Veganuary 2018 – the Vegan Challenge Take Two

Veganuary 2018

Last year I signed up to Veganuary to kick off a new year’s resolution to stop eating factory farmed meat.

I won’t bang on about it too much, but there are a few reasons why you might want to look into where your meat comes from. From the horrifyingly cruel conditions animals are kept and transported in, to the British farmers being undercut by cheap production, to the mass overuse of antibiotics (which puts all our health in danger). Add to that the fact that food production is one of the biggest contributors toward climate change, and I found myself with quite a compelling argument.

I did not manage to stay vegan for the whole year after last year’s month long challenge. I have however, become mostly vegetarian, as well as developing a vague revulsion towards eggs. So, Veganuary 2018, surely this year will be easier?

Mexican Minefield

Last year I prepped a little bit beforehand. I cleared my cupboards of non-vegan foods, earmarked some recipes and stockpiled a few vegan treats.

Plus I had the advantage of living in London with its amazing vegan food scene. I also live on top of a 24 hour superstore. Run out of chickpeas for homemade falafel? I’ll pop downstairs. Too hungover to eat anything but potato waffles? I didn’t even need to change out of my pyjamas.

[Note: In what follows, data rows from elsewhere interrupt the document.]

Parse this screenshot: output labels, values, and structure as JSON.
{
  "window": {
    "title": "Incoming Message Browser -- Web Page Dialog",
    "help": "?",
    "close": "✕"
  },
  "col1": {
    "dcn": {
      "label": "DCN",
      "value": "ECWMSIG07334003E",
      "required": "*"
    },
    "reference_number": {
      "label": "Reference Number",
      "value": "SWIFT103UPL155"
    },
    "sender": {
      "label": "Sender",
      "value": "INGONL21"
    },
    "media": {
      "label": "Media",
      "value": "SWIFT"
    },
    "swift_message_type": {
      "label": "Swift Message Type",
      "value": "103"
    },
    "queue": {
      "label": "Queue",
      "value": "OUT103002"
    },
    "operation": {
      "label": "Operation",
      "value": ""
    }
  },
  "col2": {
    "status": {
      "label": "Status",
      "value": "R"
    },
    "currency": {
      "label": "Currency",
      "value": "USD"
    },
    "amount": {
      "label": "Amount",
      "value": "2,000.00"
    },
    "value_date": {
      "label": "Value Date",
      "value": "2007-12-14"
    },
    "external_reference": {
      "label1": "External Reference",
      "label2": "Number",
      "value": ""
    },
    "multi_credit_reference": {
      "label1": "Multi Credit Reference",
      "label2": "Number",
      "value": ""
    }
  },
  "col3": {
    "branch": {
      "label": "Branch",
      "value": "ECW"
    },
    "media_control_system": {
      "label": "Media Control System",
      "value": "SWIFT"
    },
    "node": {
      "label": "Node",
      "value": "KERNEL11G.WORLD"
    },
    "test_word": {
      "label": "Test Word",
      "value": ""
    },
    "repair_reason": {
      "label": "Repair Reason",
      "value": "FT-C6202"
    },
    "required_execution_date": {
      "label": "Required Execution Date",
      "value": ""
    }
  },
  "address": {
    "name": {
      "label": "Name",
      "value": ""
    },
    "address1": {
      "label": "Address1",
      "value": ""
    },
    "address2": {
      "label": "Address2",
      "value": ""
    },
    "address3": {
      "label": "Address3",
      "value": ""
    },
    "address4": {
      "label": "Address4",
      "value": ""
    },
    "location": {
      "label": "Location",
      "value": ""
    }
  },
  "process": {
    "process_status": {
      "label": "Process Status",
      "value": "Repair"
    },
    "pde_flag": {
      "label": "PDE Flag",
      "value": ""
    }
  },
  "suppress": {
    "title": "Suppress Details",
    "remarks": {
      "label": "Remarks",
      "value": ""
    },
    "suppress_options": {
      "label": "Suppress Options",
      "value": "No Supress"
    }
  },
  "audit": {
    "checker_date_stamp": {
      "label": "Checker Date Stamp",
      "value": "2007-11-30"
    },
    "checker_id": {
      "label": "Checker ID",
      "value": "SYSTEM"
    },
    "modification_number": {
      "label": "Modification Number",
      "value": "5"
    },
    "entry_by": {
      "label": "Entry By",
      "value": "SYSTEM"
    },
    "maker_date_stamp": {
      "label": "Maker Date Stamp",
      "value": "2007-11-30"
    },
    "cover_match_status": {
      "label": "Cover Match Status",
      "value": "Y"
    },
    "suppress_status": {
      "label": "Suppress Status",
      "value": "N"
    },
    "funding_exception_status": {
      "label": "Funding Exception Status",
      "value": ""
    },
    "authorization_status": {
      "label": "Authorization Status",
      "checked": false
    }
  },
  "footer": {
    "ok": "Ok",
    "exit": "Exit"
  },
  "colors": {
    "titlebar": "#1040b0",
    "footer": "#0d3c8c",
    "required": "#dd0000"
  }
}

As such, I was feeling pretty confident about Veganuary. That was, until I was out and about with friends on New Year’s Day. I was grumpy, tired and hungover. ‘Let’s go to Wahaca,’ someone said. Balls, I thought. I hadn’t really got my head around being vegan out of the house yet.

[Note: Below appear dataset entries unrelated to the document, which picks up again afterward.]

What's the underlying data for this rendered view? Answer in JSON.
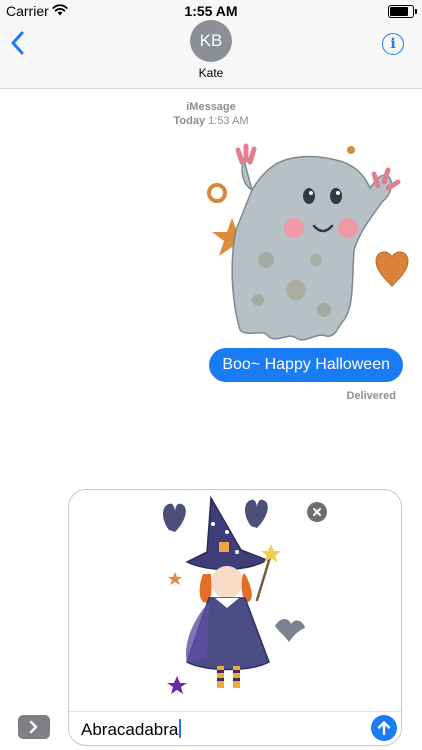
{
  "status_bar": {
    "carrier": "Carrier",
    "time": "1:55 AM",
    "battery_level": 0.9
  },
  "header": {
    "avatar_initials": "KB",
    "contact_name": "Kate",
    "info_glyph": "i"
  },
  "conversation": {
    "service": "iMessage",
    "timestamp_day": "Today",
    "timestamp_time": "1:53 AM",
    "messages": [
      {
        "type": "sticker",
        "sticker": "ghost-sticker",
        "from": "me"
      },
      {
        "type": "text",
        "text": "Boo~ Happy Halloween",
        "from": "me"
      }
    ],
    "delivery_status": "Delivered"
  },
  "composer": {
    "staged_sticker": "witch-sticker",
    "text": "Abracadabra"
  },
  "colors": {
    "accent": "#1a7cf5",
    "avatar": "#8d8f97",
    "header_bg": "#f7f7f7",
    "meta_text": "#8e8e93"
  },
  "icons": [
    "wifi-icon",
    "battery-icon",
    "back-chevron-icon",
    "info-icon",
    "expand-arrow-icon",
    "remove-x-icon",
    "send-arrow-icon"
  ]
}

Scanning the menu, I debating whether to claim I was veggie with a dairy intolerance. Luckily a bolder and less hungover friend outed me to our server right away – who could not have been more helpful.

She recommended the vegan burrito (saying she ate it all the time, even though she’s not vegan) and even brought me some vegan chocolate sauce for the churros we ordered.

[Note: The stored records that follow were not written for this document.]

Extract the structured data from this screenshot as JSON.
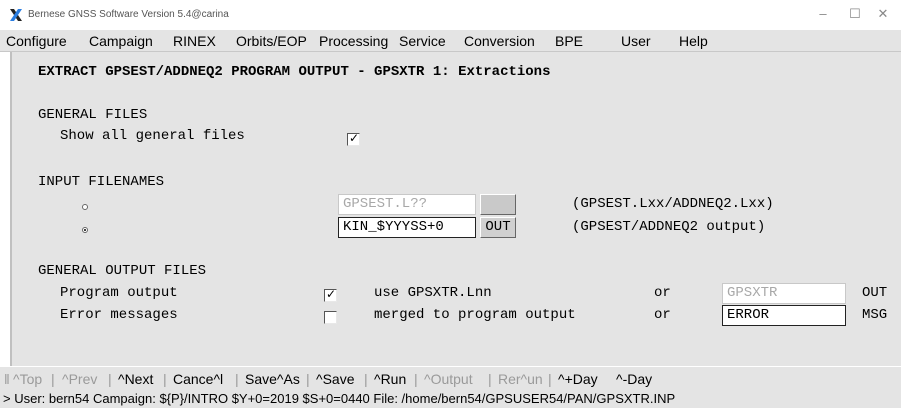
{
  "window": {
    "title": "Bernese GNSS Software Version 5.4@carina",
    "controls": {
      "minimize": "–",
      "maximize": "☐",
      "close": "✕"
    }
  },
  "menu": [
    "Configure",
    "Campaign",
    "RINEX",
    "Orbits/EOP",
    "Processing",
    "Service",
    "Conversion",
    "BPE",
    "User",
    "Help"
  ],
  "panel": {
    "heading": "EXTRACT GPSEST/ADDNEQ2 PROGRAM OUTPUT - GPSXTR 1: Extractions",
    "general_files": {
      "title": "GENERAL FILES",
      "show_all_label": "Show all general files",
      "show_all_checked": true
    },
    "input_filenames": {
      "title": "INPUT FILENAMES",
      "row1": {
        "selected": false,
        "value": "GPSEST.L??",
        "button": "",
        "desc": "(GPSEST.Lxx/ADDNEQ2.Lxx)"
      },
      "row2": {
        "selected": true,
        "value": "KIN_$YYYSS+0",
        "button": "OUT",
        "desc": "(GPSEST/ADDNEQ2 output)"
      }
    },
    "output_files": {
      "title": "GENERAL OUTPUT FILES",
      "program_output": {
        "label": "Program output",
        "checked": true,
        "desc": "use GPSXTR.Lnn",
        "or": "or",
        "value": "GPSXTR",
        "ext": "OUT"
      },
      "error_messages": {
        "label": "Error messages",
        "checked": false,
        "desc": "merged to program output",
        "or": "or",
        "value": "ERROR",
        "ext": "MSG"
      }
    }
  },
  "toolbar": {
    "top": "^Top",
    "prev": "^Prev",
    "next": "^Next",
    "cancel": "Cance^l",
    "save_as": "Save^As",
    "save": "^Save",
    "run": "^Run",
    "output": "^Output",
    "rerun": "Rer^un",
    "plus_day": "^+Day",
    "minus_day": "^-Day"
  },
  "status": "> User: bern54  Campaign: ${P}/INTRO  $Y+0=2019  $S+0=0440  File: /home/bern54/GPSUSER54/PAN/GPSXTR.INP"
}
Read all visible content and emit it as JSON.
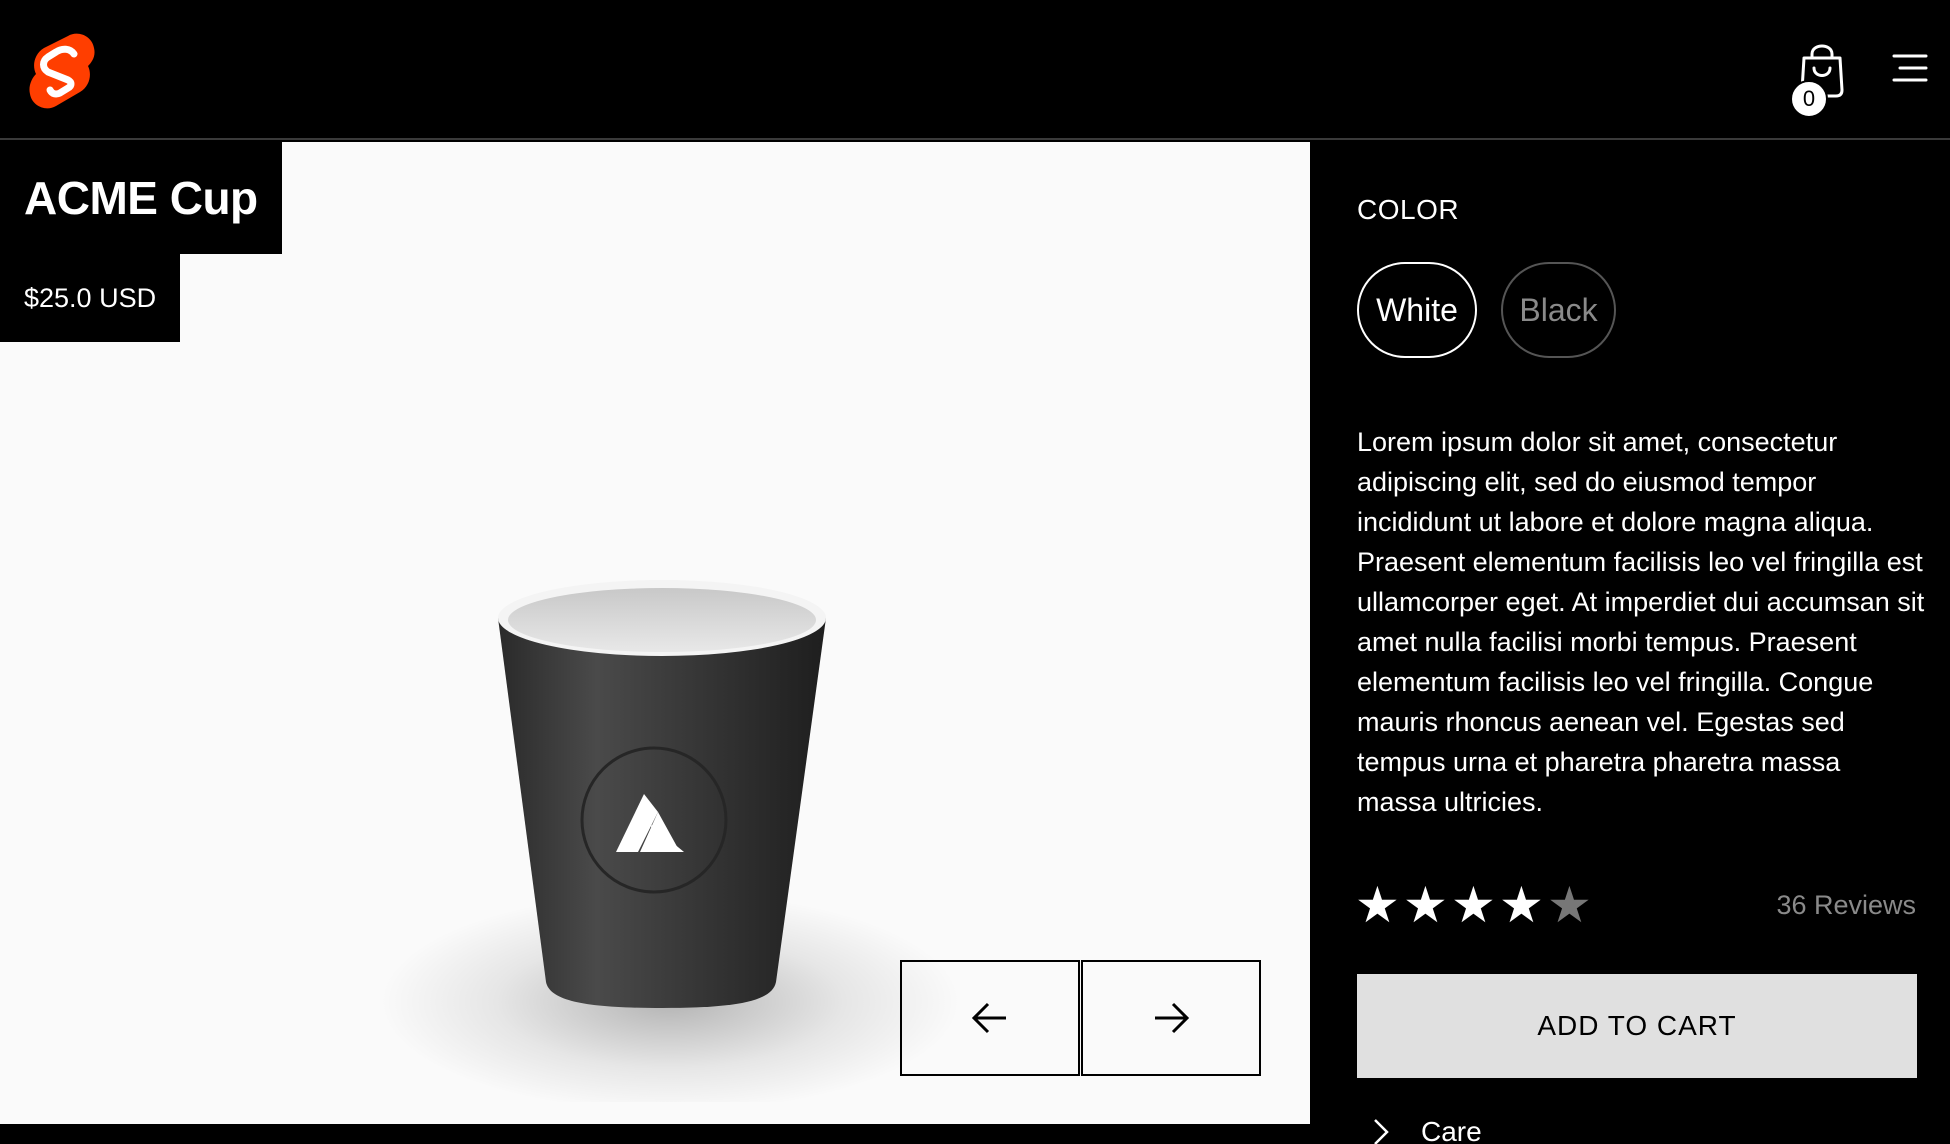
{
  "header": {
    "logo_icon": "svelte-logo",
    "cart_icon": "shopping-bag-icon",
    "cart_count": "0",
    "menu_icon": "hamburger-menu-icon"
  },
  "product": {
    "title": "ACME Cup",
    "price": "$25.0 USD",
    "image": "black-cup-with-acme-logo"
  },
  "gallery": {
    "prev_icon": "arrow-left-icon",
    "next_icon": "arrow-right-icon"
  },
  "options": {
    "color_label": "COLOR",
    "colors": [
      {
        "label": "White",
        "selected": true
      },
      {
        "label": "Black",
        "selected": false
      }
    ]
  },
  "description": "Lorem ipsum dolor sit amet, consectetur adipiscing elit, sed do eiusmod tempor incididunt ut labore et dolore magna aliqua. Praesent elementum facilisis leo vel fringilla est ullamcorper eget. At imperdiet dui accumsan sit amet nulla facilisi morbi tempus. Praesent elementum facilisis leo vel fringilla. Congue mauris rhoncus aenean vel. Egestas sed tempus urna et pharetra pharetra massa massa ultricies.",
  "rating": {
    "stars_filled": 4,
    "stars_total": 5,
    "reviews_label": "36 Reviews"
  },
  "cart": {
    "add_label": "ADD TO CART"
  },
  "accordion": {
    "care_label": "Care"
  },
  "colors": {
    "header_bg": "#000000",
    "gallery_bg": "#fafafa",
    "button_bg": "#e0e0e0",
    "logo_orange": "#ff3e00",
    "muted_text": "#8a8a8a"
  }
}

Wow. People in the real world (well, Brixton) not only tolerated vegans, but were actively kind and accommodating towards them?! This was a powerful revelation, and it helped give me confidence for the month ahead.

The Odd Mishap

Of course, there were a couple of mishaps. Let me tell you a vegan horror story in two words. MILK POWDER.

That Bouillon powder you’re making your vegan soup with? Milk powder. Some Doritos to dip in your vegan salsa? Milk powder. A lovely naan to go with your vegan dhal perhaps? Yoghurt powder.

Mistakes happen. If you’re going vegan, you can’t beat yourself up over them. Cutting out dairy can be a tricky step.

I even managed to be mostly vegan on the booze-front during last year’s Veganuary. I wholeheartedly recommend a website called Barnivore for any vegans who love a drink. It’s a pretty comprehensive list, or you can add your own submissions. (I added Sipsmith gin. You’re welcome.)

A Vegan Takeover

Nearly 60,000 pledged to take on Veganuary last year (compared to 23,000 signed up in 2016) and I’d wager that an even bigger number will take on Veganuary 2018.

They raised a whopping £82,096 through crowdfunding to pay for ads in London, Manchester, Australia and the US. They’ve also got a host of celebrity ambassadors to spread the word. They include comedian Sara Pascoe, chef and writer Jack Monroe, and Harry Potter star Evanna Lynch. If you’re living in a city, chances are you’ll be seeing and hearing about Veganuary a fair bit.

Despite the odd setback, I really enjoyed being vegan for a month last year. I felt happy that I was personally doing something that benefited the planet and animals. It was a good way to pay more attention to what I eat and an excuse to be more creative when shopping and cooking.

This year I’ll be posting weekly to tell you my favourite and least favourite bits about going vegan, my top tips and total fails, and whether I think I can pull this off for good. Wish me luck!